Coop frena la corsa dei prezzi e accusa l’industria per i rincari

05/09/2003

      venerdì 5 settembre 2003

      Il rapporto annuale dei consumi
      Coop frena la corsa
      dei prezzi e accusa
      l’industria per i rincari

      MILANO Stagnano domanda, reddito, propensione al consumo e fiducia dei consumatori.

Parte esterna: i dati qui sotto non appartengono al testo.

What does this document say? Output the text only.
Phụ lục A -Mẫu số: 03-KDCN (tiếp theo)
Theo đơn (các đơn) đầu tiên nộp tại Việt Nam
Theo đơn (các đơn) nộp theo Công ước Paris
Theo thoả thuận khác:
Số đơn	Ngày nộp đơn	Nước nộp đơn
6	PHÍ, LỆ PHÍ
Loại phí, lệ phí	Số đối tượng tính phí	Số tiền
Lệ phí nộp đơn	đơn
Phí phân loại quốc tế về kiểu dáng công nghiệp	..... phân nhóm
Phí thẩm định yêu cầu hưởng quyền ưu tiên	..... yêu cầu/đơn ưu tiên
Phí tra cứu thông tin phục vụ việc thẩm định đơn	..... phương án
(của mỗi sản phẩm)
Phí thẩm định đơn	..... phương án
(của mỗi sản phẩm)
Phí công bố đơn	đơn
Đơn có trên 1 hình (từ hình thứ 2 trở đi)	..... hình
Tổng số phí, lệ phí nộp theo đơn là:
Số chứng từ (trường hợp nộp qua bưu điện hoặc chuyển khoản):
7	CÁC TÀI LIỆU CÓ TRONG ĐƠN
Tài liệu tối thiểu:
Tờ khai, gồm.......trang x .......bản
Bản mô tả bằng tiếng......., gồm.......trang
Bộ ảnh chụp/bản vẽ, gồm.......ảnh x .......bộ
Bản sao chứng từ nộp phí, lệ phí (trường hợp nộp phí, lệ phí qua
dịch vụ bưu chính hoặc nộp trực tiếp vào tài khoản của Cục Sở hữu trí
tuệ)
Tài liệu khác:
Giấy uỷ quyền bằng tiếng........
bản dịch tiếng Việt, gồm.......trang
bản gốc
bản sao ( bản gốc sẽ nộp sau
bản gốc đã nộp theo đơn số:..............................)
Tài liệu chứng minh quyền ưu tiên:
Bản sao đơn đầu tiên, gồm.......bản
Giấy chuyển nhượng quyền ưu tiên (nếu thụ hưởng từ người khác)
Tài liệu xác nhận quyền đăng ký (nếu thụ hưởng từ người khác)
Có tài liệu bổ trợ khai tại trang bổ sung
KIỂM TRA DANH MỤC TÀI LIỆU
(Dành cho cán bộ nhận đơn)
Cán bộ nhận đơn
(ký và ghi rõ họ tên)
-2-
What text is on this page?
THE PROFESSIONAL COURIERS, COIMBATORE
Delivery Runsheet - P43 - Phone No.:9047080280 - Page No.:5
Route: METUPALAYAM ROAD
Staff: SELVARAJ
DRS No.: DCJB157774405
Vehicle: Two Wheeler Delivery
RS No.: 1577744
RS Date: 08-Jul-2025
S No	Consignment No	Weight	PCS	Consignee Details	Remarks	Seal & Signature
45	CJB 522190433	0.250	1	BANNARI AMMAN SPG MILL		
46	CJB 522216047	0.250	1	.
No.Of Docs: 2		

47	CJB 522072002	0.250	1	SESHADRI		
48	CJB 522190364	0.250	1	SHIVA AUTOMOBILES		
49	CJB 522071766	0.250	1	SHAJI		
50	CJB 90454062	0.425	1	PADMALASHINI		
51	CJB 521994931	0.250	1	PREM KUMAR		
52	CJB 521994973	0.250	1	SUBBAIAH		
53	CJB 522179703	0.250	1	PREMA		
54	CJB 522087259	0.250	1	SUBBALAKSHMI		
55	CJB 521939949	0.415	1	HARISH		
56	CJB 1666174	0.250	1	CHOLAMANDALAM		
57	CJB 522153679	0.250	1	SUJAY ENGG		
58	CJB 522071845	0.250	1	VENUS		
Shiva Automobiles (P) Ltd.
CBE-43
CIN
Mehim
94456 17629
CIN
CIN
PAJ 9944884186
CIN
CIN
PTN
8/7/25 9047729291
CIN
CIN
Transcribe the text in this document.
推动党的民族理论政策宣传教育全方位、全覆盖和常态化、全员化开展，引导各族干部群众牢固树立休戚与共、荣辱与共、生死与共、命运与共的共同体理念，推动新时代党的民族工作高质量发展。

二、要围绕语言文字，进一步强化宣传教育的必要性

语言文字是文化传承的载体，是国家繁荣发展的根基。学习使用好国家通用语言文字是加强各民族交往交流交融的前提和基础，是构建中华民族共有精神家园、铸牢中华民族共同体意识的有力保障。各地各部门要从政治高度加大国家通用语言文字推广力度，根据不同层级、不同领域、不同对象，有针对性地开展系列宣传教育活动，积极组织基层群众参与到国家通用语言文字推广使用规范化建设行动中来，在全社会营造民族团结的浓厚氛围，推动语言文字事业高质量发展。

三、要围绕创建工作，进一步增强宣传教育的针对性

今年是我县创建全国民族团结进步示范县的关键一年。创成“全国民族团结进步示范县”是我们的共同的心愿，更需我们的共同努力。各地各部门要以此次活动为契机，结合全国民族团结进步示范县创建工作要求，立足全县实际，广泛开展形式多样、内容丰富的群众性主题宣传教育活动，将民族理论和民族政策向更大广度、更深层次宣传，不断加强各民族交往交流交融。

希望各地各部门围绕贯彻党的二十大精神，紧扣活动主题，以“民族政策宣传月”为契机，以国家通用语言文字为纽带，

Il quadro economico – così come emerge dal Rapporto annuale su consumi, prezzi e distribuzione di Coop presentato ieri a Milano – è tutt’altro che rassicurante.
      Se il 2002 ha chiuso con una riduzione della spesa delle famiglie dello 0,1%, infatti, nemmeno i dati relativi ai primi sei mesi del 2003 lasciano sperare in una ripresa robusta: i consumi dei generi alimentari sono saliti solo dello 0,5%, quelli di abbigliamento
      e calzature sono scesi dello 0,5%, quelli di auto, moto e carburante sono crollati del 3,3%. Tengono solo i beni elettronici e le telecomunicazioni, con incrementi rispettivi del 14,1% e del 5,3%. Nel complesso, dunque, la spesa delle famiglie è salita da gennaio a giugno dello 0,7%: un dato modesto, che smentisce le rosee aspettative di quanti prevedevano impulsi significativi nella domanda di mercato e che promette una crescita a fine anno non oltre la quota dell’1%.
      Per quanto riguarda la dinamica dei prezzi, invece, Vincenzo Tassinari, presidente di Coop Italia, ha risposto polemicamente al presidente di Confindustria D’Amato, che, scagionando da ogni accusa l’industria, aveva indicato nel settore del commercio
      l’unico responsabile dell’attuale inflazione: «Le industrie hanno chiesto nel corso del 2003 rincari nei listini del 3,3%. Solo grazie all’impegno della grande distribuzione questa richiesta non si è tradotta in inflazione reale per i consumatori.
      Non siamo semplici passascatole, ma contrattiamo con le industrie e valutiamo se le richieste di aumenti sono giustificate». Tassinari, in particolare, ha rivendicato il ruolo svolto da Coop nel contenimento del caro prezzi: «L’inflazione in campo alimentare nei primi sette mesi del 2003 è stata secondo l’Istat del 2,7%. In Coop il dato è pari allo 0,7%. Abbiamo così esercitato un intervento virtuoso sulla dinamica dei prezzi, considerando che la nostra quota di mercato è pari al 18%.
      Negli ultimi tre anni Coop si è distinta come calmieratore dei prezzi alla vendita con quasi sei punti percentuali di contenimento rispetto alla media Istat».
      Chi non ha alcuna intenzione di fare altrettanto sono le compagnie assicurative che, di fronte alle richieste di abbassamento delle tariffe dell’rc auto come conseguenza al decremento degli incidenti stradali, prendono tempo e chiedono sei mesi anche solo per valutare la possibilità. Si ribella l’Intesa dei consumatori, che accusa il governo di «subalternità» nei confronti dell’Ania: «Le società di assicurazioni hanno un potere tale da far cambiare idea a due ministri nel giro di appena 24 ore. Qualche giorno fa, il ministro Marzano ha chiesto la diminuzione della tariffe, ma dopo 24 ore ha cambiato idea e rinviato tutto ai prossimi mesi. Mercoledì il ministro Lunardi ha affermato
      con identiche motivazioni che bisogna ridurre le tariffe, e giovedì ha detto che per la riduzione bisogna aspettare qualche mese».
      l.v.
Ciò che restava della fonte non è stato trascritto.